Clinton’s support among Democrats appears resilient, according to John Fortier, an analyst at the Bipartisan Policy Center in Washington.
“What she does run on is having great experience, great support from the party, great support from all of the leaders, all of the fundraisers and that is a very strong position to begin from,” he said.
Strong in Iowa
A new Quinnipiac poll of Iowa voters found Clinton way ahead with 60 percent support for next year’s first in the nation Iowa caucuses, with Sanders trailing behind at 15 percent.
“One thing is obvious about Iowa Democratic Caucus participants,” said Quinnipiac pollster Peter Brown. “They are as loyal as the day is long when it comes to Hillary Clinton.”
Brown said that so far the flaps over her use of private email and the Clinton Foundation fundraising issues have had “absolutely no effect on her standing among Iowa Democrats.”
But Fortier said that the questions surrounding the email controversy, the Clinton funding and the Benghazi terror attacks when she was secretary of state are not going away anytime soon.
“There are some questions about it and especially because it involves foreign governments, and some that really don’t look so good, I think that these questions will continue for a while,” he said.
Clinton also did well against the leading Republicans in the Journal/NBC News poll. She holds a six point lead over both former Florida governor Jeb Bush and Florida Senator Marco Rubio.
Rubio is officially in the race while Bush is expected to join soon. Clinton also has a 10-point lead over Wisconsin Governor Scott Walker, who has yet to announce, and only a three-point lead over Kentucky Senator Rand Paul, who has entered the race officially.

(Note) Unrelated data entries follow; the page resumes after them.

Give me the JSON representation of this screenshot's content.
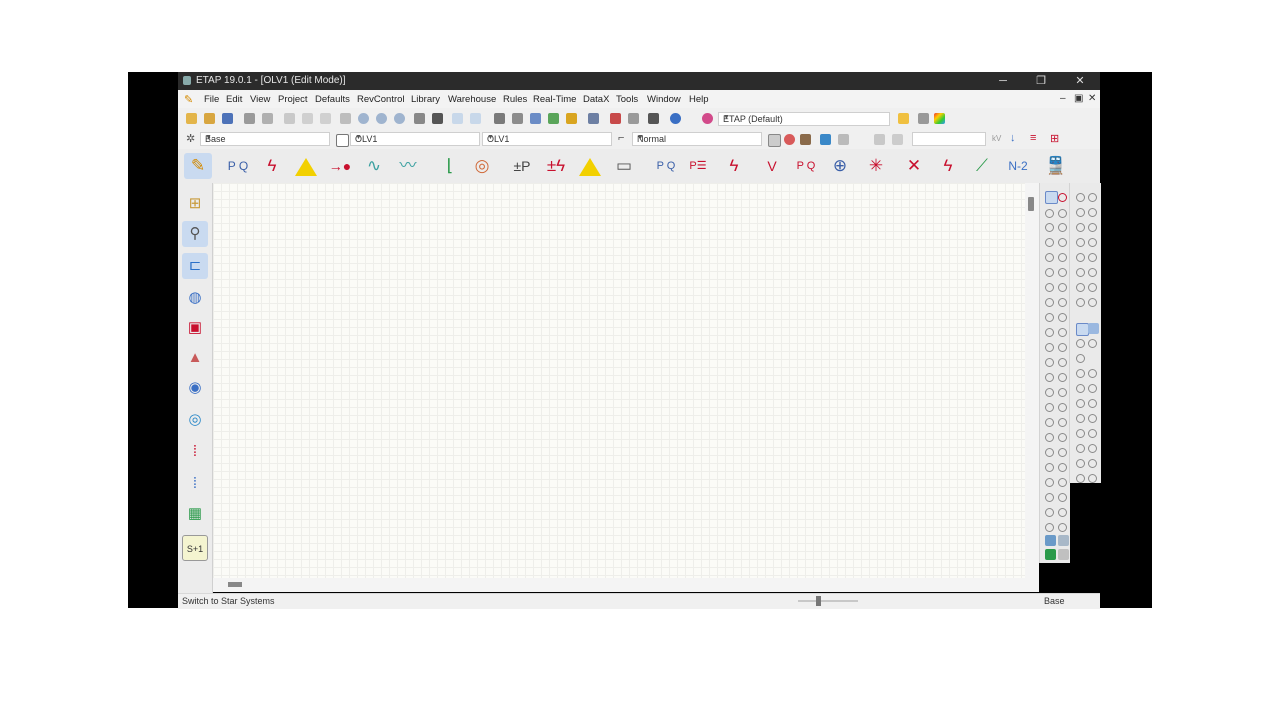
{
  "window": {
    "title": "ETAP 19.0.1 - [OLV1 (Edit Mode)]"
  },
  "window_controls": {
    "minimize": "─",
    "restore": "❐",
    "close": "✕"
  },
  "mdi_controls": {
    "minimize": "–",
    "restore": "▣",
    "close": "✕"
  },
  "menu": [
    "File",
    "Edit",
    "View",
    "Project",
    "Defaults",
    "RevControl",
    "Library",
    "Warehouse",
    "Rules",
    "Real-Time",
    "DataX",
    "Tools",
    "Window",
    "Help"
  ],
  "toolbar1": {
    "theme_label": "ETAP (Default)"
  },
  "toolbar2": {
    "presentation": "Base",
    "config": "OLV1",
    "revision": "OLV1",
    "mode": "Normal",
    "kv_label": "kV"
  },
  "toolbar3": {
    "n2_label": "N-2"
  },
  "lefttb": {
    "sld_label": "S+1"
  },
  "status": {
    "message": "Switch to Star Systems",
    "base": "Base"
  },
  "colors": {
    "titlebar": "#2b2b2b",
    "canvas": "#fbfbf7",
    "accent_red": "#c8102e",
    "accent_yellow": "#f2d000"
  }
}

But even if Clinton winds up prevailing in the Democratic primaries, she could face some significant challenges in the general election because of her age and the fact she has been in the national spotlight now for more than 20 years.
"I think in some ways Hillary Clinton is going to be running against herself,” said analyst Charlie Cook of the Cook Political Report. “She has got to show herself relevant in the 21st century. She has got to be more future-oriented that past.”
Highlighting immigration divide
Clinton also sought to put her Republican rivals on the defensive this week during a campaign visit to Las Vegas and in a roundtable discussion on immigration.
She made it clear she wanted to go further than President Barack Obama in ensuring a path to citizenship for most of those who come into the country illegally.
“Make no mistake,” she said. “Today not a single Republican candidate, announced or potential, is clearly and consistently supporting a path to citizenship. Not one.”
The response from most Republican presidential contenders was muted.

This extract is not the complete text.